Obama’s Choice for Solicitor General Has Left a Breach in a Long Paper Trail
By ADAM LIPTAK
Published: January 6, 2009
WASHINGTON — The New Republic called Elena Kagan a “wonderwonk” for
her work on tobacco legislation in the Clinton administration. She
was, the magazine said, “a nerd who can talk tough.”
Justice Thurgood Marshall, for whom she served as a law clerk, called
her, Ms. Kagan once wrote, “to my face and I imagine also behind my
back, ‘Shorty.’ “
And if she is confirmed by the Senate, Chief Justice John G. Roberts
Jr. will welcome Elena Kagan to the Supreme Court lectern as “General
Kagan,” the first female solicitor general.

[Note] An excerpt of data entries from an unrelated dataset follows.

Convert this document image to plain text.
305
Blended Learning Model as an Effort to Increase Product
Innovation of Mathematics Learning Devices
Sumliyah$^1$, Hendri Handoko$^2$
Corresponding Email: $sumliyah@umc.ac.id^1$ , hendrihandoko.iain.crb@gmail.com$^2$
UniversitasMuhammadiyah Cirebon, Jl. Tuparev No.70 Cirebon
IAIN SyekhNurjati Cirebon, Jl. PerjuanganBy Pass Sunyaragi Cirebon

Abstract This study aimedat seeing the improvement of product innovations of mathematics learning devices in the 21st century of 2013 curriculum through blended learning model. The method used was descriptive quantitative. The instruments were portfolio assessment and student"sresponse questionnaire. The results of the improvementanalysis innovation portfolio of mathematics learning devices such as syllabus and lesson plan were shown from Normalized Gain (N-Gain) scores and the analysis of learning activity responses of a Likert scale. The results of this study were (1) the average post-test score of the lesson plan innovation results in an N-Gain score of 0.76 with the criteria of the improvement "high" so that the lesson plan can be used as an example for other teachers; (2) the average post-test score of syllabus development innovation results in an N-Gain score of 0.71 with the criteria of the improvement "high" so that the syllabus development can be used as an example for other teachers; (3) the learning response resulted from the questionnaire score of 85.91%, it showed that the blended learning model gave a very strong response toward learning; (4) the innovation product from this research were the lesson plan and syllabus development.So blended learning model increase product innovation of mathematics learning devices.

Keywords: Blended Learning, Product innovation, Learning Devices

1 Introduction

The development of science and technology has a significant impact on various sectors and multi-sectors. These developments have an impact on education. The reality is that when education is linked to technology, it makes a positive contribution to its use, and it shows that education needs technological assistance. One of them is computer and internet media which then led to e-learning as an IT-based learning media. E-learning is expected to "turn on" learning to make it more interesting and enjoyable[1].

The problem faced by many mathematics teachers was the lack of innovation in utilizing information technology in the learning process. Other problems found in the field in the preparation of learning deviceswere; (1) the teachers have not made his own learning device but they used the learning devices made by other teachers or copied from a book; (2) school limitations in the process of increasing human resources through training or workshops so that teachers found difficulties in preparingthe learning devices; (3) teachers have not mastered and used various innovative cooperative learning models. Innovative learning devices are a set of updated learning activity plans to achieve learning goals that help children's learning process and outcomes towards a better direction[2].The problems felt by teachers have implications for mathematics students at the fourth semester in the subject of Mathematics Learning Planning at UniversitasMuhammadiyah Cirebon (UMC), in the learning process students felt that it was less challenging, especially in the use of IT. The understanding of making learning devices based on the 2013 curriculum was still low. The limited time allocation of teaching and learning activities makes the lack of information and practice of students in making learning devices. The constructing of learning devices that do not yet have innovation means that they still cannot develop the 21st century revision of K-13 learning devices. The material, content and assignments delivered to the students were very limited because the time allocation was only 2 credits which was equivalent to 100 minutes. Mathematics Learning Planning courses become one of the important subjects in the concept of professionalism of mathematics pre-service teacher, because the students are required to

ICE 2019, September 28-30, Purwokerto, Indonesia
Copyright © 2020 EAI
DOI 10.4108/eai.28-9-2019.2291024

The solicitor general, who is the only federal official required by
statute to be “learned in the law” and is sometimes referred to
informally as “the 10th justice,” supervises appellate litigation
involving the federal government and presents the government’s views
to the Supreme Court.
Ms. Kagan, 48, is dean of Harvard Law School. She has a powerful and
varied résumé and has produced a substantial paper trail. But she has
provided few clues about where she stands on the great legal issues of
the day, notably the Bush administration’s broad assertions of
unilateral executive power in areas like detention, surveillance,
interrogation and rendition.
She did offer a glimpse of her views in a 2001 article in The Harvard
Law Review that considered the “unitary executive” theory.
The phrase is sometimes used as shorthand for the Bush
administration’s assertion that it has broad powers that cannot be
limited by Congress or the courts. In her article, Ms. Kagan addressed
an earlier and narrower meaning of the phrase, one made popular during
the Reagan administration, concerning the scope of the president’s
power to control the executive branch itself.
She found that such presidential control “expanded dramatically during
the Clinton presidency,” a development she largely welcomed. But she
said Congress, experts and interest groups should also play a role in
informing the executive branch’s actions.
“I do not espouse the unitarian position,” Ms. Kagan wrote. “President
Clinton’s assertion of directive authority over administration, more
than President Reagan’s assertion of a general supervisory authority,
raises serious constitutional questions.”
Ms. Kagan, whose scholarly interests include administrative law and
the First Amendment, is widely credited with bringing harmony and star
faculty members to the notoriously dysfunctional Harvard Law School.
David Kessler, a third-year student who is president of the school’s
student government, said Ms. Kagan “has an exceptionally positive
reputation.”
“She’s always been both pragmatic and fair,” Mr. Kessler said.
Ms. Kagan served as a lawyer and policy adviser under President Bill
Clinton, who nominated her to the United States Court of Appeals for
the District of Columbia Circuit. That nomination stalled in the
Senate.
Ms. Kagan has never argued a case before the Supreme Court, a gap
likely to be a subject at her confirmation hearing.
Lincoln Caplan, author of “The Tenth Justice: The Solicitor General
and the Rule of Law,” said Ms. Kagan would bring exceptional
qualifications to the job, including “her legal scholarship and her
hands-on experience in the executive branch, as well as her obvious
intelligence, skills as an administrator, problem-solver and broker,
and extensive relationships in the part of the legal culture that
matters to the solicitor general.”
“I also suspect she’ll turn out to be an impressive oral advocate,”
Mr. Caplan said.
Both Ms. Kagan and President-elect Barack Obama attended Harvard Law
School, though their time there did not overlap.
In an e-mailed note to faculty members, students and alumni on Monday,
Ms. Kagan wrote of her nomination that “it adds a special touch of
sweetness to the occasion that the person making the nomination, in
whose capacity for greatness I deeply believe, is himself a member of
the group to which I am writing.”
The nomination makes Ms. Kagan an early front-runner for a seat on the
Supreme Court. Justice Marshall was solicitor general before he was
appointed to the court in 1967.
Most of Ms. Kagan’s legal writings are dense, hedged and moderate. But
in a 1995 review of a book on Senate confirmation fights, she made a
statement she may come to regret.
“When the Senate ceases to engage nominees in meaningful discussion of
legal issues,” she wrote, “the confirmation process takes on an air of
vacuity and farce.” But she also described “the safest and surest
route to the prize.” The trick, she said, is “alternating
platitudinous statement and judicious silence.”